When I started yoga four weeks ago, I paired it with a nighttime meditation class.  My body did not care for this, or rather, my mind did not.  For it was in this meditation that I experienced so much anxiety and fear.  I found my breath and tried to breathe into this anxiety, calming myself from the inside out.  It seemed to work but from that point on I was filled with fear that it would happen again.  Each time that fear crept up I breathed into it.  Slowly, I learned to quiet my mind and listen to my body.  I decided that meditation, at this point, was too much for my body and I decided to just stick with yoga.  Yoga, I decided, just made me feel good from the tips of my toes to the ends of my ears.

So each week I have practiced at the same studio with the same instructors.  Each week I’ve learned something new about my body and, by extension, myself.  Last week I learned half pigeon pose, a pose that gave me more trouble than I thought it was worth.  Though, once conquered I knew and felt its importance.   The week before that I learned about my own flexibility.  I reminded my muscles that they could, at one time, stretch to their fullest.  I knew that if I could do it before, I could do it again.  I literally watched myself become increasingly more flexible as the class went on.  By the time the hour was up, I was able to grasp my feet firmly, while letting my hips go loose, in happy baby pose.  It was a fiercely emotional experience, one I smiled through.

This week was the ultimate breakthrough though because his week, I learned how to breathe.

In today’s session, my instructor told us to listen to our bodies, find our breath, and move our bodies in sync.  She said to pay close attention to what our body was telling us.  She told us to listen to our body and to move with that knowledge in mind.  For the first time, downward dog didn’t feel like a strain.  It felt natural.

As I was leaving yoga I thanked my instructor for such a meaningful class.  She said, “It’s all you.”  I loved how it was all brought back to me because if I can learn about myself then I can heal myself.  I can learn to breathe through the pain of losses and I can learn to breathe through the joy of gains.  It reminds me of the quote that “this too shall pass”.  What makes us happiest will eventually pass and what makes us sad will also pass.  We only need but to breathe.

 

This girl loves…lightness of life.

Life

Life lightening.

Life has been trying lately.  The passing of my dog still sits at the forefront of my mind most of the time, sometimes hitting me so hard that I gasp for air.  I miss him wholly and completely.  His loss is palpable.

But, there’s hope.  There’s happiness.  There is a lightening of life.

Lightness has taken many different forms.
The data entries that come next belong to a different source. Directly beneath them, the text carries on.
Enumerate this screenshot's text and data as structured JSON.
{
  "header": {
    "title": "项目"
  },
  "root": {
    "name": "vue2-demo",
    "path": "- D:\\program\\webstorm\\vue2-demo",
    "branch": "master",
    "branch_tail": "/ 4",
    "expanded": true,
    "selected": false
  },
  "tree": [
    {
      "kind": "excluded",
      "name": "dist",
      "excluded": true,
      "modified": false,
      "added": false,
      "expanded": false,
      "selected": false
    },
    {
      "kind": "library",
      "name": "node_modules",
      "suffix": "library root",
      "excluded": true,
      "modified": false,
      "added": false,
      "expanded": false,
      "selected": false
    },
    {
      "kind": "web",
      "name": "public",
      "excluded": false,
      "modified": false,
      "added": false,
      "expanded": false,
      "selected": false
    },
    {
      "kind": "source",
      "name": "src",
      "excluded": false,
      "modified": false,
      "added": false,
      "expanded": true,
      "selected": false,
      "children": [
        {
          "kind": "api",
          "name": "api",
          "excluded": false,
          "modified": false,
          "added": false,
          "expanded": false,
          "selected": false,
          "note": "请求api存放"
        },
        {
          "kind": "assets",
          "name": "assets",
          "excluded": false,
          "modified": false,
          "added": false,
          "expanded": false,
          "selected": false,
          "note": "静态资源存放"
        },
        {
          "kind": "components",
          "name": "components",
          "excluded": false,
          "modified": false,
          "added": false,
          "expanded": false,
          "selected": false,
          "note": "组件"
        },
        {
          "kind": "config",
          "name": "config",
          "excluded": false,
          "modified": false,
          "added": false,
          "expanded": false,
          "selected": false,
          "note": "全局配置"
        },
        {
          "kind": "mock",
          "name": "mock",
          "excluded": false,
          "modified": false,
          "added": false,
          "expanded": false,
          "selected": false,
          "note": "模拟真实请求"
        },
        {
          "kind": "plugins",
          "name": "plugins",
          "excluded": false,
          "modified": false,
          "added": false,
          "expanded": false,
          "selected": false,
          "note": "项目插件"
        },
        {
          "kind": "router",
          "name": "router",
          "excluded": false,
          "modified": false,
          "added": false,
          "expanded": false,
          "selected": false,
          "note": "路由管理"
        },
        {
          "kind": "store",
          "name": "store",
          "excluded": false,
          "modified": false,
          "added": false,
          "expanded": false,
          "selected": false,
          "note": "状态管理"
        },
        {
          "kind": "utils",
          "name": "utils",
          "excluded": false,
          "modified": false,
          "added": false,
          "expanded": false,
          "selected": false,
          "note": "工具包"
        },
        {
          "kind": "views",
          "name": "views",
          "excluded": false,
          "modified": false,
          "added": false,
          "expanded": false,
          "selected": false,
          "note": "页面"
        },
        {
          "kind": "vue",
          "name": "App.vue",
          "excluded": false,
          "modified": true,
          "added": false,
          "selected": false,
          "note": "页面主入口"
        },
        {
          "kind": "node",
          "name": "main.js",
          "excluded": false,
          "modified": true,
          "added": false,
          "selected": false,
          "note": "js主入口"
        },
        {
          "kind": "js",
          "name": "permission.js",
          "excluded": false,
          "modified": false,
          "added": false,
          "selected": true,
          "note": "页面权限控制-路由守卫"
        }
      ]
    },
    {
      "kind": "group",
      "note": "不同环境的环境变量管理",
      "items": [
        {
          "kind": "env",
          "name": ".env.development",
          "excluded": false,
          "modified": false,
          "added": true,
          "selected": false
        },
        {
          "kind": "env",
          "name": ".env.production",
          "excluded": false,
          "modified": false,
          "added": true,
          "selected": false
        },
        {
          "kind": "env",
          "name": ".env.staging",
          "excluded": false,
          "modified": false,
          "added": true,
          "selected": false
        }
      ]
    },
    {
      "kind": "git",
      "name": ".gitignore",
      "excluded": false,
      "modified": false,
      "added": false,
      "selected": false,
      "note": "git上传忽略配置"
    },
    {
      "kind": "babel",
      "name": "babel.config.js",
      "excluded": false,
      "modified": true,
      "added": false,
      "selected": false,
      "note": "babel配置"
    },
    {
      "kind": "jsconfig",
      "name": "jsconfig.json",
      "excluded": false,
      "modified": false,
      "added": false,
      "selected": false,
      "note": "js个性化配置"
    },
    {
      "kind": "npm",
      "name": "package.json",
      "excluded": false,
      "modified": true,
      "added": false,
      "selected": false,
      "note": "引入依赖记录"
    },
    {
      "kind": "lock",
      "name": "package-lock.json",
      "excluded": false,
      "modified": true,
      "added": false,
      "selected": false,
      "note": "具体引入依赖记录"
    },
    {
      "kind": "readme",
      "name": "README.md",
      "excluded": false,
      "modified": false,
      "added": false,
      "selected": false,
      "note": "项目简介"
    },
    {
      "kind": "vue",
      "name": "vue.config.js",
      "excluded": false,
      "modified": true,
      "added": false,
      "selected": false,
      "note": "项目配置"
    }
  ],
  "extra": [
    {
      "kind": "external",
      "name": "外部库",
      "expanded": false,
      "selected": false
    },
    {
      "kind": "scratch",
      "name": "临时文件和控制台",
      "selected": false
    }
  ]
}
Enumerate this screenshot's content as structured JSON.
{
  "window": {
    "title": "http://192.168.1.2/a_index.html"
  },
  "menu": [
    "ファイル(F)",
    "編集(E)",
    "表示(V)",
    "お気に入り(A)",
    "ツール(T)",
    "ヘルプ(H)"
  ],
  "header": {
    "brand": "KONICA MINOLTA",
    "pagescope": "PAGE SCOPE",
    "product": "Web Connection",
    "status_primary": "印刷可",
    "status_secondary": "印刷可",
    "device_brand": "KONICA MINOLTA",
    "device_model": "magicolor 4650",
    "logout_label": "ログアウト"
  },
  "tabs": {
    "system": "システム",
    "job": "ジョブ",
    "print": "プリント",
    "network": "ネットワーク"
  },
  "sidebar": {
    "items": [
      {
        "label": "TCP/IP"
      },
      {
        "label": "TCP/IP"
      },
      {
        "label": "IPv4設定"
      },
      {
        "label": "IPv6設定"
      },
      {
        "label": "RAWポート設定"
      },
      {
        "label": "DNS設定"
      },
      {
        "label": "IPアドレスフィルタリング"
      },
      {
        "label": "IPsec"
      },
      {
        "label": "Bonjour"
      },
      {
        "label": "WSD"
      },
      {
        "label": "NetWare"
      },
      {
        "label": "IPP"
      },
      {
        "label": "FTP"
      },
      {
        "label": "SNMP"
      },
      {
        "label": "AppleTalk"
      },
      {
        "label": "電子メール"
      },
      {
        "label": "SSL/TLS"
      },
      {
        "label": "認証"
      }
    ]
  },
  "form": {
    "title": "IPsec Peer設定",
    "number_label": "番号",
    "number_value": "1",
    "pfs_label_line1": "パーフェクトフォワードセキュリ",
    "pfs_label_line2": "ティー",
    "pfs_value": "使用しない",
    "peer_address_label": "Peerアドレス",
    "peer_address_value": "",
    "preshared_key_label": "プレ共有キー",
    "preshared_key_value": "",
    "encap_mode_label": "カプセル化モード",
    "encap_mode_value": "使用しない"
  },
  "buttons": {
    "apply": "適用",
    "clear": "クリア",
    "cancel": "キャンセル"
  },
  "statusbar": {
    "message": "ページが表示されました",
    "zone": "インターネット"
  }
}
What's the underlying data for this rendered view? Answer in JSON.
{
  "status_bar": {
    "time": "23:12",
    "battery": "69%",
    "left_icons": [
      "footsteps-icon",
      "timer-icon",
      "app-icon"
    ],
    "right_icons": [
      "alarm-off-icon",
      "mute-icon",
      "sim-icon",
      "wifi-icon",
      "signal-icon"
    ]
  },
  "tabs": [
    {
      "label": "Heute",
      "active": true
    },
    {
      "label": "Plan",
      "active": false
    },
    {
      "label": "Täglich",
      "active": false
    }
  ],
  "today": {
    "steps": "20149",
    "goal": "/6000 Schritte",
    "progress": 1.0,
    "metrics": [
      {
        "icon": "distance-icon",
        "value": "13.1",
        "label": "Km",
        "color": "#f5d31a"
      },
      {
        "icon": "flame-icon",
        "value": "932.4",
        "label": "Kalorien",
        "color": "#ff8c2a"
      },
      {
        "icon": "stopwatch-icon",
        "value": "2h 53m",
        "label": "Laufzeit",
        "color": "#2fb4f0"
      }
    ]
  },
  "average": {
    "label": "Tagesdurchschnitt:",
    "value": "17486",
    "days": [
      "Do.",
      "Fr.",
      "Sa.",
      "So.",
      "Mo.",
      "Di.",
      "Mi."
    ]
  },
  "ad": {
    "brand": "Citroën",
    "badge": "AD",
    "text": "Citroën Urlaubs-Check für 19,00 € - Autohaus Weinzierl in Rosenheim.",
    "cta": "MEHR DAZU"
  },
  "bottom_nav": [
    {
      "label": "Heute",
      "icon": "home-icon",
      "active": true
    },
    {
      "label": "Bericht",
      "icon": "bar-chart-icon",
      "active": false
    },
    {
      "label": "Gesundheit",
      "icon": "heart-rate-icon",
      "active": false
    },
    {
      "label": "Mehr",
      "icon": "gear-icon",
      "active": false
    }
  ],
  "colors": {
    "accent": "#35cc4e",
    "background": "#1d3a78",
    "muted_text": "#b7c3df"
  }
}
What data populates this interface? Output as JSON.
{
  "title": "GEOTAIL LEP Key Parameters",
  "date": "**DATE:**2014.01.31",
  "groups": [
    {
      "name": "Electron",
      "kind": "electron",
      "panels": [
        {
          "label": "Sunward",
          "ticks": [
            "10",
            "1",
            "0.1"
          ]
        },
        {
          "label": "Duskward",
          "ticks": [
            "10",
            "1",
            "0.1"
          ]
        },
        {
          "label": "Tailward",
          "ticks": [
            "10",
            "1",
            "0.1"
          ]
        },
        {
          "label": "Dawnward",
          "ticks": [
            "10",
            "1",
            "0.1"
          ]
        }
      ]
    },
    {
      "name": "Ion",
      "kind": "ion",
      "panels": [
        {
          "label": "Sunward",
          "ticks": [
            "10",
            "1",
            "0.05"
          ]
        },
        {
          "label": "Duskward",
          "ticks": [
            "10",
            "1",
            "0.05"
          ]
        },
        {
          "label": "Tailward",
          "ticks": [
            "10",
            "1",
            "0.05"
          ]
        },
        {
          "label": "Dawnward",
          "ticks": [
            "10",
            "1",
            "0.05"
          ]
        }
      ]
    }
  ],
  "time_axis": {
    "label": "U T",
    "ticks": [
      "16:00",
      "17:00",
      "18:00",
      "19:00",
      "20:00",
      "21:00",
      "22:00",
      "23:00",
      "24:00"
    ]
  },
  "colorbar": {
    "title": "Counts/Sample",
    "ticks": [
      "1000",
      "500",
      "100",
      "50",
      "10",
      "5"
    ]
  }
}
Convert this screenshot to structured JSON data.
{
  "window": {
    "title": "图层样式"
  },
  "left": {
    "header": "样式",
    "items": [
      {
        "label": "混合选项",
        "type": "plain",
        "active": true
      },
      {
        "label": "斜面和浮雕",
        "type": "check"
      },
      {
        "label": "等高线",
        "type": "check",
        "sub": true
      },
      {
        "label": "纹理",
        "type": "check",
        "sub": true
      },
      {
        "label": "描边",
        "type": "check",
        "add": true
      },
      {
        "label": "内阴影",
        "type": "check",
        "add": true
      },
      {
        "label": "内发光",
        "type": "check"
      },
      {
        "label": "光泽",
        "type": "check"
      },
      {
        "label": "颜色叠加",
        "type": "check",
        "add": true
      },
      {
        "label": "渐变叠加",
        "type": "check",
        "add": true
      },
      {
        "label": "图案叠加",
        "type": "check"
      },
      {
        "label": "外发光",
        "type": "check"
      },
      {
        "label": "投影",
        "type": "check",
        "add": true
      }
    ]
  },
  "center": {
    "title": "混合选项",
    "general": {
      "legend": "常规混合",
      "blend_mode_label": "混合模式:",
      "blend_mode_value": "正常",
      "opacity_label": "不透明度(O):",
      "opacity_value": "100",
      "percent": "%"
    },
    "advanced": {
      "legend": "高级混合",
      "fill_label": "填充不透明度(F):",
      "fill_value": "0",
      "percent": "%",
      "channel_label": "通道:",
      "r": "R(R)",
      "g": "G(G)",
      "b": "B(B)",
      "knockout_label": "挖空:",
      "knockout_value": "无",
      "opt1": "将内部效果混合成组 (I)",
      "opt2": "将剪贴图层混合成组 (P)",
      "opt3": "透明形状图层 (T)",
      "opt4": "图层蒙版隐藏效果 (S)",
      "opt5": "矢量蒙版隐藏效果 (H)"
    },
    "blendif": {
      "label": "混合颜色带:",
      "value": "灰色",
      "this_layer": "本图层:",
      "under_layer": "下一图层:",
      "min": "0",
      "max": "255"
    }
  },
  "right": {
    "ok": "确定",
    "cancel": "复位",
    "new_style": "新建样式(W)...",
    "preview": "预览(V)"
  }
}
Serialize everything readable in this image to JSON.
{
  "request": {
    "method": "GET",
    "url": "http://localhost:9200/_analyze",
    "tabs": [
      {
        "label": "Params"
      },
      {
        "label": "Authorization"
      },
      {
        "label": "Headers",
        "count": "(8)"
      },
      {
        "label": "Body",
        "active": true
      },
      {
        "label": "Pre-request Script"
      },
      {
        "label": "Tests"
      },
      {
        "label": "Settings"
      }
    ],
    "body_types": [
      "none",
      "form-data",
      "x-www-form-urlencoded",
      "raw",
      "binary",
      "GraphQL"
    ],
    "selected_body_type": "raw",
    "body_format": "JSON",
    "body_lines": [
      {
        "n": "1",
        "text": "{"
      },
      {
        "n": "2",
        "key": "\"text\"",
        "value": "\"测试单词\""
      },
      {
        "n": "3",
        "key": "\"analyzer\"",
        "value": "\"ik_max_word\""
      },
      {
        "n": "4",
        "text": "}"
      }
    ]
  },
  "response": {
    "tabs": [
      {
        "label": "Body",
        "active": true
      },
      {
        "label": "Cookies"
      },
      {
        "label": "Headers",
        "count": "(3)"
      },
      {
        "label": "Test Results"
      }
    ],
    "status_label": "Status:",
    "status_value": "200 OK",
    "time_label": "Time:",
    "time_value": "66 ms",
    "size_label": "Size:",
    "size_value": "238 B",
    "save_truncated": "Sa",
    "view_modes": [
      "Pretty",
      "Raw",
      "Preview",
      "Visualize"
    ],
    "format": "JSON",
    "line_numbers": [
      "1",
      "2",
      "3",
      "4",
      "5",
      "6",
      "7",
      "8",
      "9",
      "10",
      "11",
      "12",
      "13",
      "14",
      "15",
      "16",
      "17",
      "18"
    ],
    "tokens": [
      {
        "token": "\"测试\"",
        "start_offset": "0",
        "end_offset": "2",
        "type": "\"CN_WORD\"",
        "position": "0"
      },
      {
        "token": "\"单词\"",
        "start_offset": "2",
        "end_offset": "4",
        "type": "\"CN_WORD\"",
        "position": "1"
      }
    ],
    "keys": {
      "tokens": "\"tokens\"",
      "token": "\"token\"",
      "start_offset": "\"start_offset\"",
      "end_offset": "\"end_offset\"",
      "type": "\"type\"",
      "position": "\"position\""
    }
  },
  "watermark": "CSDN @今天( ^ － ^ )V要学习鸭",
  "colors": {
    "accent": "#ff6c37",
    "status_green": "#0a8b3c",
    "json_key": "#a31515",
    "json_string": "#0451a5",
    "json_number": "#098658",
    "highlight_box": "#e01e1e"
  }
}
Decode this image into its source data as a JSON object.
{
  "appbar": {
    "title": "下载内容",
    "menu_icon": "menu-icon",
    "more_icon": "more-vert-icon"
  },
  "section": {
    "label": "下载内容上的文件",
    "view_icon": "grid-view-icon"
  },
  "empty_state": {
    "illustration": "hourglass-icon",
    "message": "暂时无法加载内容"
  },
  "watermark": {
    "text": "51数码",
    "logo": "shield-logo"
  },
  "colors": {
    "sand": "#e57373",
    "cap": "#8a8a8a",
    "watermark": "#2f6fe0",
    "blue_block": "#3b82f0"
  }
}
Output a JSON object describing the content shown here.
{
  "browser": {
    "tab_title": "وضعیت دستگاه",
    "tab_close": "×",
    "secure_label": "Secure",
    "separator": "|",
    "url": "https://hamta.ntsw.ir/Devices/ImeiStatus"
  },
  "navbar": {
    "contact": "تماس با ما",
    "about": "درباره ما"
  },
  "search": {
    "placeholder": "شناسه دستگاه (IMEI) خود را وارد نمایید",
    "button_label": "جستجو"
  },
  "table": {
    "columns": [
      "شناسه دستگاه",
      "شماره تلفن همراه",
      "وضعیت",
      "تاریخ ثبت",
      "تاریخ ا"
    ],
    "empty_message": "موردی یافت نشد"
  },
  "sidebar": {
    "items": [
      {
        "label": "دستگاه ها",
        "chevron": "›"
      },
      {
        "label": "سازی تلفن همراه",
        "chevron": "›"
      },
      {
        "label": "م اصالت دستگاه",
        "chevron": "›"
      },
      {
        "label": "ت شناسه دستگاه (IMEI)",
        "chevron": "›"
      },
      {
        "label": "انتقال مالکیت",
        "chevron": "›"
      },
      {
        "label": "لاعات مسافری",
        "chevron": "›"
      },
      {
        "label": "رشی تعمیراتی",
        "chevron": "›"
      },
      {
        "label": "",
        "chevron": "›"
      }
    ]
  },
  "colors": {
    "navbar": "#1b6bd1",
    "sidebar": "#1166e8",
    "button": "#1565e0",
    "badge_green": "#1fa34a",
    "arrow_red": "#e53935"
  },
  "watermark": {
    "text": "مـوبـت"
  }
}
Some lightness I’ve found in children’s books like A Snicker of Magic.  Some in light-hearted fiction like From Notting Hill to New York…Actually.  And some in seriously beautiful literature like The Hundred-Foot Journey.   In each of these stories I’ve found lightness.  In Snicker, it was Felicity’s hopefulness.  In Notting Hill, it was Scarlett’s kindness.  And in Journey, it was Hassan’s passion.  With each book read I’ve noticed little pieces of my heart being returned to me.

And it’s not just the stories illuminating the darkness.  Oh no, it’s so much more.

It’s the lightness I’ve found in tending to my plants, watching their slow growth.  It’s in the air I breathe each day as I gaze out at my grassy lawn.  It’s in the drops of dew I lift from a newly ripened strawberry.

It’s the lightness I’ve found in cooking.  With each slice and garnish I’ve lighted my way.  And with each bite, I’ve savored the flavors as they’ve filled my mouth.

It’s the lightness I’ve found in yoga.  I’ve found my center, my breath, and my soul.  I’m learning to breathe into myself.  I’m learning to listen to my body more and my mind less.

It is interesting how light, once illuminated, spreads. I know that “happiness can be found, even in the darkest of times, if one only remembers to turn on the light.” (Harry Potter and the Prisoner of Azkaban)

I’m learning to turn on the light.  For, it is this lightness that fulfills me.